Brian Rigney, general manager for Dill Air Controls Products, also has been compiling a list of questions asked by tire technicians and service managers. Founded in 1909 and owned for 40 years by Eaton until it was sold in 2005, Dill is recognized as an aftermarket leader in TPMS service kits, sensors and tools.
According to Rigney, one of the most common questions is whether the same sensor can be used for a tire pressure level that’s different from the original designation.
“Since a sensor simply reads and sends tire pressure data for on-board diagnostic processing, it usually can be used for another pressure designation,” he says. “So if a consumer changed a wheel package, the required tire pressure could increase from 30 to 40 psi, but the sensor will continue to accurately read the pressure.”
However, it’s important to understand that many sensors only read up to 55 psi, and adjustments must be made to establish an adjusted trigger point for the 25% pressure-drop warning.
Rigney said tire technicians have expressed frustration when servicing and relearning systems on Ford vehicles with banded sensors. “A banded sensor should be located 180 degrees opposite the valve stem,” he says, “but a banded sensor sometimes can walk or slip around the wheel if not properly tightened. If slippage occurs, a technician may have trouble locating the sensor from outside the wheel assembly and will need to move the registration tool around the tire until the sensor is located.”
He adds that the cradle designed to hold banded sensors makes it relatively easy to install them, but if the sensor is incorrectly positioned within it, the relearn process won’t work properly. In addition, a sensor can be damaged if forced into a cradle.
Another issue surfaces when tire technicians wish to avoid damage to a pressure sensor while taking a tire off its wheel. “Often, a sensor is merely pushed away inside the wheel with hopes that the tire changer doesn’t hit it,” says Rigney. “Dill markets a ‘three-way fishing’ tool that holds a sensor in place while removing the tire.”
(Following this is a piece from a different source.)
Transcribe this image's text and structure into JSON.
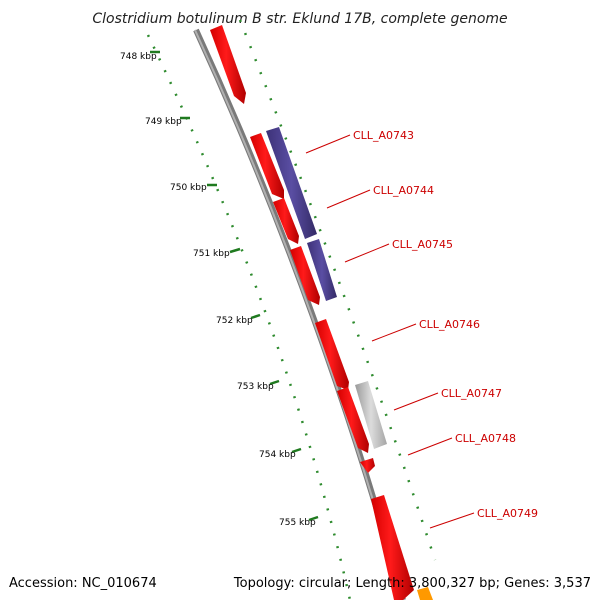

Identifying the type of TPMS system can also be tricky. As more Ford models are being introduced with snap-in sensors, tire technicians are having difficulty recognizing the difference between new sensor valve stems and conventional TR-413 and TR-418 valve stems.
Rigney said it’s difficult to identify the subtle variations in valve stem design because they are similar in length, but the snap-in has a longer cap. To make it easier the next time around, he recommends installing a metal clamp-in valve when servicing the system. “Remove the snap-in and use the same screw and installation torque to install the clamp-in, which will alert the technician that a sensor is attached to the valve.”
Then there’s always the basic question: Why invest in any TPMS tools, since all cars will soon be designed for auto-learn and auto-relearn processes?
Rigney is always ready for this question. “Not many vehicles have the auto-relearn function today and there is no indication that all vehicles will be auto-relearn in the future,” he says. “Even if it were true – which it’s not – there are still 50 million vehicles with TPMS on the road today. Tire service operations need well-trained technicians with the proper scan tools and correct answers to service customers.”